Wednesday, June 14, 2017

THE GOSSIP: America's Got Talent, gardening and Terry Tempest Williams

GARDENERS: THIS CLASS CAN HELP WIN YOUR WAR ON WEEDS - Secrest Arboretum, like gardens everywhere, has its share of weeds. And Paul Snyder, who works there as a program assistant, has seen their best and worst.

Canada thistle, common moonseed and marestail are the toughest to manage, Snyder said.

“Moonseed completely smothers everything,” he said. “Marestail has become resistant to glyphosate (a weed killer) and produces thousands of tiny seeds.

“Jumpseed and bittersweet are the sneakiest. They have a knack for blending in with other plants.”

Canada thistle, however, is the prettiest, Snyder said.

It has “wonderful flowers that smell great,” he said.

Class is July 6 in Secrest Arboretum

On July 6, participants will discover those weeds and others — and specifically how to identify and control them — in the arboretum’s Summer Weed ID Class. It’s from 8 to 10 a.m. Snyder will be the instructor.

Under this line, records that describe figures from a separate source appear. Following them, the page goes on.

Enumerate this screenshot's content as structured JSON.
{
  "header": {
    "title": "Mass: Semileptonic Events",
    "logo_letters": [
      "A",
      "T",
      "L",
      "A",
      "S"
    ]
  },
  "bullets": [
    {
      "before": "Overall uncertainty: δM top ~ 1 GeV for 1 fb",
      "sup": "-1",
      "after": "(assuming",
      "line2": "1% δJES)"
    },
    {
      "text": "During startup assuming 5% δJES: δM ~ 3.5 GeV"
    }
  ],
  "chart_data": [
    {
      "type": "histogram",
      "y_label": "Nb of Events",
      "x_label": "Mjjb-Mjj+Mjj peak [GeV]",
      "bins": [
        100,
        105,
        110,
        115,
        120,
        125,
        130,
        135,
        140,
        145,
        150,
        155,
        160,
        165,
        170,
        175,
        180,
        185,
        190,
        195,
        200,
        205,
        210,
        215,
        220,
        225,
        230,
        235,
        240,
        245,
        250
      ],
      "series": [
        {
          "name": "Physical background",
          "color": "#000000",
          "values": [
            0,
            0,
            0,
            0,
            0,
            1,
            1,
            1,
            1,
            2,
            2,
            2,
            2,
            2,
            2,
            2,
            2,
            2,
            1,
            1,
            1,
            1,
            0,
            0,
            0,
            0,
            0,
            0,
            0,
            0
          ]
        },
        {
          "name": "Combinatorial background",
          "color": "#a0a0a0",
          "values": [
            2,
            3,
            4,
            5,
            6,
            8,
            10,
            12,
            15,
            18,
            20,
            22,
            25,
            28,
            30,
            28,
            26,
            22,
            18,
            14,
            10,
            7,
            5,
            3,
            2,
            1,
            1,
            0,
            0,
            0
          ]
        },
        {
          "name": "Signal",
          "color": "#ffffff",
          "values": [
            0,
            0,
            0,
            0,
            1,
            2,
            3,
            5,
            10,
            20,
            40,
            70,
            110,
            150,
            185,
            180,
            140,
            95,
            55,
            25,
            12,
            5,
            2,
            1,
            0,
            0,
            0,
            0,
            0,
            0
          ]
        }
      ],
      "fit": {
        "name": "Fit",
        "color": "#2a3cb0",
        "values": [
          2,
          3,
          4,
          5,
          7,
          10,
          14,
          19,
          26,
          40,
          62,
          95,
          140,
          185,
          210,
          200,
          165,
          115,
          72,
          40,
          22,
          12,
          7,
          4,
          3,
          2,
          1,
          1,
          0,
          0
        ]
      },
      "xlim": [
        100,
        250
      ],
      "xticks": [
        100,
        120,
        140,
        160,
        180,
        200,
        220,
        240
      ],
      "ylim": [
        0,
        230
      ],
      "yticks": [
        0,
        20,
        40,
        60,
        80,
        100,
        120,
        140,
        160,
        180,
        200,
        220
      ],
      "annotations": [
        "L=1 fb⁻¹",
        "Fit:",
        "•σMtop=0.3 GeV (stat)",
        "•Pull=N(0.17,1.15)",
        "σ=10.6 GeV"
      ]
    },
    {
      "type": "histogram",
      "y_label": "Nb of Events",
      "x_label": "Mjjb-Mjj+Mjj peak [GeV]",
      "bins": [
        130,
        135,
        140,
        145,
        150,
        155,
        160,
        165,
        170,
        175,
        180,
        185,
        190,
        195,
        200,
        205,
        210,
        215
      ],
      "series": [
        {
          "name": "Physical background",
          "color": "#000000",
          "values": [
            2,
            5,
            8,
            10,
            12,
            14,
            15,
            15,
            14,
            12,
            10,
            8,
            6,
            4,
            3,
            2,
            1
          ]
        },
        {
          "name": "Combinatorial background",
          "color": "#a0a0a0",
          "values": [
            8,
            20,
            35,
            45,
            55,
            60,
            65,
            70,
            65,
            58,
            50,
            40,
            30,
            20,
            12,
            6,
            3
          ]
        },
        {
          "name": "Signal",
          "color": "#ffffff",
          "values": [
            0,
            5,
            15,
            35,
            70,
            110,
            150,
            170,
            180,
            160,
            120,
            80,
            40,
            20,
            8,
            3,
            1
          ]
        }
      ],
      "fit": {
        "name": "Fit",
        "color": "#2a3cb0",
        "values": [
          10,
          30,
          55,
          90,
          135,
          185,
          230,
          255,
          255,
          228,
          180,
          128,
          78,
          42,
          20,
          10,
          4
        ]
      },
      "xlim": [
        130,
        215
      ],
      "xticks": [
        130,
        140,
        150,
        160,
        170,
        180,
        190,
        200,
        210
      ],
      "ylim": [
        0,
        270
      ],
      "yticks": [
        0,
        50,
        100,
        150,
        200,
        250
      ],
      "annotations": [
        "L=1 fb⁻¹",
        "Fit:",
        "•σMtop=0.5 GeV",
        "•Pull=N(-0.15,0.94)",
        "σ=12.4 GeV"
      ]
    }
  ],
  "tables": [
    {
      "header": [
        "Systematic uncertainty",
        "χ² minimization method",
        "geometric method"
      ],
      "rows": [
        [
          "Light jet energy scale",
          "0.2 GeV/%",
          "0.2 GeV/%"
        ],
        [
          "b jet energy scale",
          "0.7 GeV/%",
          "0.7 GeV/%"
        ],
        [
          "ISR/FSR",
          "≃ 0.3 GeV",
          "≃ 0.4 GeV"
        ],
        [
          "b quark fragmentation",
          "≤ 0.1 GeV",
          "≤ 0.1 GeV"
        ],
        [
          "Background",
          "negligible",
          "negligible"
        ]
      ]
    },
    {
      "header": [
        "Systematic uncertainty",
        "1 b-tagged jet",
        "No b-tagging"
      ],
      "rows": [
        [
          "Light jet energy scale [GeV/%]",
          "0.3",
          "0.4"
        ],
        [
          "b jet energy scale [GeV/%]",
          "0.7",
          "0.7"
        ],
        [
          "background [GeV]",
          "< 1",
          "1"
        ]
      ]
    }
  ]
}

Registration for the class is $10 for members of the Friends of Secrest Arboretum and $15 for nonmembers. Details and a link to register are at Call 330-263-3761 for more information.

TERRY TEMPEST WILLIAMS TO OPEN 2017 ASHLAND UNIVERSITY MFA IN CREATIVE WRITING SUMMER RESIDENCY READING SERIES - Ashland University’s Master of Fine Arts in Creative Writing program will welcome a host of talented writers to the AU campus for its Summer Residency Program that will be held July 15-29. Evening readings and afternoon writing classes for the program will be open to the public, thanks to support from the Ohio Arts Council.

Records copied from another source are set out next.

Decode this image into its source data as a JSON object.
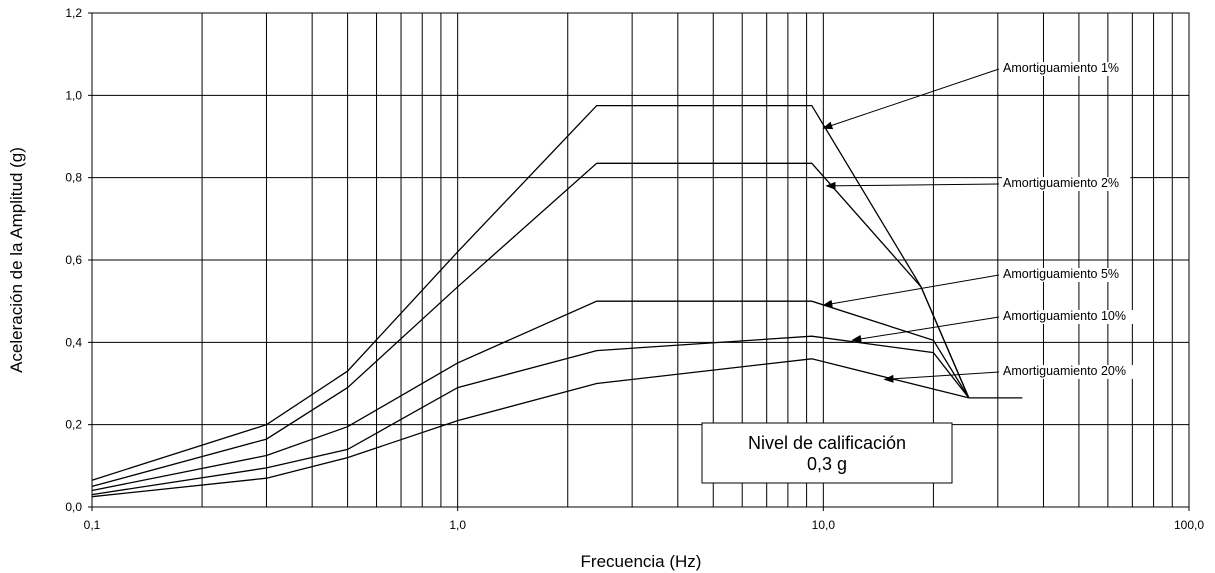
{
  "chart_data": {
    "type": "line",
    "xscale": "log",
    "xlim": [
      0.1,
      100
    ],
    "ylim": [
      0,
      1.2
    ],
    "xlabel": "Frecuencia (Hz)",
    "ylabel": "Aceleración de la Amplitud (g)",
    "xticks": [
      {
        "value": 0.1,
        "label": "0,1"
      },
      {
        "value": 1,
        "label": "1,0"
      },
      {
        "value": 10,
        "label": "10,0"
      },
      {
        "value": 100,
        "label": "100,0"
      }
    ],
    "yticks": [
      {
        "value": 0,
        "label": "0,0"
      },
      {
        "value": 0.2,
        "label": "0,2"
      },
      {
        "value": 0.4,
        "label": "0,4"
      },
      {
        "value": 0.6,
        "label": "0,6"
      },
      {
        "value": 0.8,
        "label": "0,8"
      },
      {
        "value": 1.0,
        "label": "1,0"
      },
      {
        "value": 1.2,
        "label": "1,2"
      }
    ],
    "grid": true,
    "series": [
      {
        "name": "Amortiguamiento 1%",
        "x": [
          0.1,
          0.3,
          0.5,
          1.0,
          2.4,
          9.3,
          18.5,
          25
        ],
        "y": [
          0.065,
          0.2,
          0.33,
          0.62,
          0.975,
          0.975,
          0.535,
          0.265
        ]
      },
      {
        "name": "Amortiguamiento 2%",
        "x": [
          0.1,
          0.3,
          0.5,
          1.0,
          2.4,
          9.3,
          18.5,
          25
        ],
        "y": [
          0.05,
          0.165,
          0.29,
          0.535,
          0.835,
          0.835,
          0.535,
          0.265
        ]
      },
      {
        "name": "Amortiguamiento 5%",
        "x": [
          0.1,
          0.3,
          0.5,
          1.0,
          2.4,
          9.3,
          20,
          25
        ],
        "y": [
          0.04,
          0.125,
          0.195,
          0.35,
          0.5,
          0.5,
          0.405,
          0.265
        ]
      },
      {
        "name": "Amortiguamiento 10%",
        "x": [
          0.1,
          0.3,
          0.5,
          1.0,
          2.4,
          9.3,
          20,
          25
        ],
        "y": [
          0.03,
          0.095,
          0.14,
          0.29,
          0.38,
          0.415,
          0.375,
          0.265
        ]
      },
      {
        "name": "Amortiguamiento 20%",
        "x": [
          0.1,
          0.3,
          0.5,
          1.0,
          2.4,
          9.3,
          25,
          35
        ],
        "y": [
          0.025,
          0.07,
          0.12,
          0.21,
          0.3,
          0.36,
          0.265,
          0.265
        ]
      }
    ],
    "annotations": [
      {
        "text": "Amortiguamiento 1%",
        "target": {
          "x": 10.0,
          "y": 0.92
        }
      },
      {
        "text": "Amortiguamiento 2%",
        "target": {
          "x": 10.2,
          "y": 0.78
        }
      },
      {
        "text": "Amortiguamiento 5%",
        "target": {
          "x": 10.0,
          "y": 0.49
        }
      },
      {
        "text": "Amortiguamiento 10%",
        "target": {
          "x": 12.0,
          "y": 0.405
        }
      },
      {
        "text": "Amortiguamiento 20%",
        "target": {
          "x": 14.7,
          "y": 0.31
        }
      }
    ],
    "qualification_box": {
      "line1": "Nivel de calificación",
      "line2": "0,3 g"
    }
  }
}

The first visiting writer on this year’s schedule is Terry Tempest Williams, author of several books including the environmental literature classic, Refuge: An Unnatural History of Family and Place and her most recent publication, The Hour of Land: A Personal Topography of America’s National Parks. Williams’ reading is scheduled for Sunday, July 16, at 7 p.m. in the Ashland University Richard E. & Sandra J. Dauch College of Business & Economics Ridenour Room.  The reading will be followed by a book signing. She also will present a lecture and Q&A session on writing Monday, July 17, from 1:30-3 p.m. in the Dwight Schar College of Education Ronk Lecture Hall.

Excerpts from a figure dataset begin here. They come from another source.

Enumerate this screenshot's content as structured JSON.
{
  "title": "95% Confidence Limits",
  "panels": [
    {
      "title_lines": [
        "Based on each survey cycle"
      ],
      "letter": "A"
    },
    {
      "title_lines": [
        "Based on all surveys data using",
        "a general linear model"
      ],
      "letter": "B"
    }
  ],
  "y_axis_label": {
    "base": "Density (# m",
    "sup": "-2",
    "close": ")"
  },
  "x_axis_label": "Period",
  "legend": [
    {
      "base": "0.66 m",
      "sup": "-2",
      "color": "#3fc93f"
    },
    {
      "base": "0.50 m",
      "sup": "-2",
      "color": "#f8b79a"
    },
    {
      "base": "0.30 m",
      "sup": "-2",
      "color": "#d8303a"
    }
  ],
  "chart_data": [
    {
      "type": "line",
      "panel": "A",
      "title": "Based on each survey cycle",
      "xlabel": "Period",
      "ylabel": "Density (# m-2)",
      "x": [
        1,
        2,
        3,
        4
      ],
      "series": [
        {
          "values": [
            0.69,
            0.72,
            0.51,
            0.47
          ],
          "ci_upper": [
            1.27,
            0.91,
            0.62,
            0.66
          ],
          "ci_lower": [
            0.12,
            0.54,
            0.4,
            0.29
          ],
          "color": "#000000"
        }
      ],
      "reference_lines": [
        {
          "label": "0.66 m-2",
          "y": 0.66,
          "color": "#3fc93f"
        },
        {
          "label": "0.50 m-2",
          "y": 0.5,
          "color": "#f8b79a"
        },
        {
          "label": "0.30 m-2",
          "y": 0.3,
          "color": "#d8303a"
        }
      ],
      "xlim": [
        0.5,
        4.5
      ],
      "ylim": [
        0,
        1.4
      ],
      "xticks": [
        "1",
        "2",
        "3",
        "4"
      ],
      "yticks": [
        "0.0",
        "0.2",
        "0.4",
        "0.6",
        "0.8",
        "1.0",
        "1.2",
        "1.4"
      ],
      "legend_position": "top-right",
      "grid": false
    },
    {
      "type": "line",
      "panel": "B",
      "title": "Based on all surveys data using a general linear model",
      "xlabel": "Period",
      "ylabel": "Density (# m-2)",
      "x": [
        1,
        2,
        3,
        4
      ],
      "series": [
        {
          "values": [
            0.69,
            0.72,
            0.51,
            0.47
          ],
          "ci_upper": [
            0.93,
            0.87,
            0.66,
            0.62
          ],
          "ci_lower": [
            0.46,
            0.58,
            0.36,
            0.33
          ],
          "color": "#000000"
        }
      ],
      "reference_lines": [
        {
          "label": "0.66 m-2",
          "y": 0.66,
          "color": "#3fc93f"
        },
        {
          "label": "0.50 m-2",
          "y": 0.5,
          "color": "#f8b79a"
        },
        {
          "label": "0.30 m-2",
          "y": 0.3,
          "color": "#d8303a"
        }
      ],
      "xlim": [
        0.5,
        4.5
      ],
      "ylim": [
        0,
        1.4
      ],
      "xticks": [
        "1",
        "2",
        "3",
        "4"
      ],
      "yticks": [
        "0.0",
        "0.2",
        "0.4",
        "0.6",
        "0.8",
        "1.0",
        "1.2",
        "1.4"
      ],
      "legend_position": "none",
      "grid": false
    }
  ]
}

Visiting writer in fiction Rebecca Makkai is the author of the short story collection Music for Wartime, and the novels The Hundred-Year House and The Borrower. Makkai’s work also has appeared in The Best American Short Stories four years in a row. Makkai reads on Wednesday, July 19,  at 7 p.m. and presents her craft talk on Thursday, July 20, from 1:30-3 p.m. Both events will be in the Ronk Lecture Hall.